Ever wondered which stocks split most often? Stock splits generally occur as a result of a positive trending stock price that goes to levels that shut out investors with less trading capital. The objective is to increase the float and liquidity of a stock, thereby making it accessible to more investors.

 Take, for instance, networking powerhouse Cisco Systems, Inc. (NASDAQ/CSCO). In its glory days, the stock was on fire, as networking became popular amongst investors and Wall Street. In the period from 1990 to 2000, Cisco split its shares on nine occasions. But that was then. Since the tech bubble in early 2000, the shares of Cisco have struggled, basing at around $20.00. Cisco has not split since March 23, 2000, and, based on the current price action, the next split could be years away.

 Stocks that split often foreshadow a strong bullish price trend. Just take a look at videogame-maker Activision, Inc. (NASDAQ/ATVI) — the world’s second largest publisher of interactive entertainment software. Now, you be considering market leader Electronic Arts, Inc. (NASDAQ/ERTS) when looking at the videogame sector, but you may want to reconsider.

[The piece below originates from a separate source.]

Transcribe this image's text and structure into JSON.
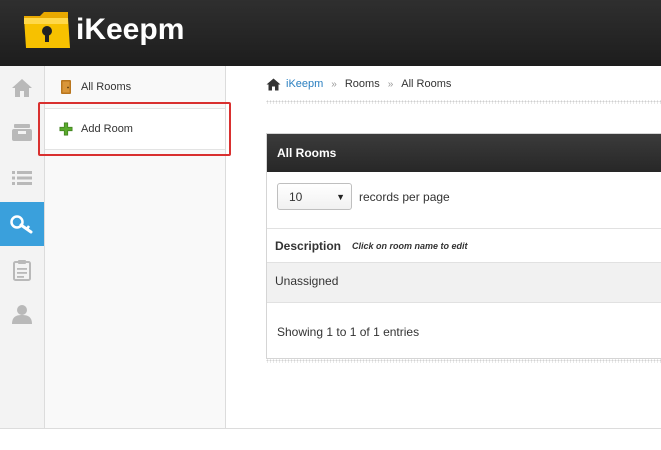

 Take a look at the splits. Since 2000, large-cap Electronic Arts has split its shares on two occasions. Pretty good, but mid-cap Activision has split four times since November 2001… and last Wednesday it announced that it would again split its shares on a four-for-three basis. That would be five splits since 2000! As far as I’m concerned, that shows a strong price trend and strong momentum.

 Robert A. Kotick, Chairman and Chief Executive Officer of Activision, said the upcoming split on October 24 (to shareholders of record on October 10) will gain the company a “broader range of investors” and “improve the market liquidity.”

 In my view, Activision deserves the attention. It is consistently profitable and has beaten earnings estimates in the last nine straight quarters. The balance sheet is strong, with good working capital, about $786 million, or $3.86 per share, in cash, and no debt.

 Growth in the FY06 is a concern, but Activision expects to release new versions of top sellers “Tony Hawk,” “Spider-Man,” “Shrek,” “Call of Duty,” “DOOM,” and “X-Men” in 2006. Others in the works include “The Fantastic Four” and “Madagascar.”

 Trading at 23.80x its FY07 and a PEG of 1.27, the shares are cheaper than those of Electronic Arts, which trade at a higher 30.90x its FY07 and a PEG of 2.04.

 So, you may like Electronic Arts, but the frequency of the stock splits tells another story.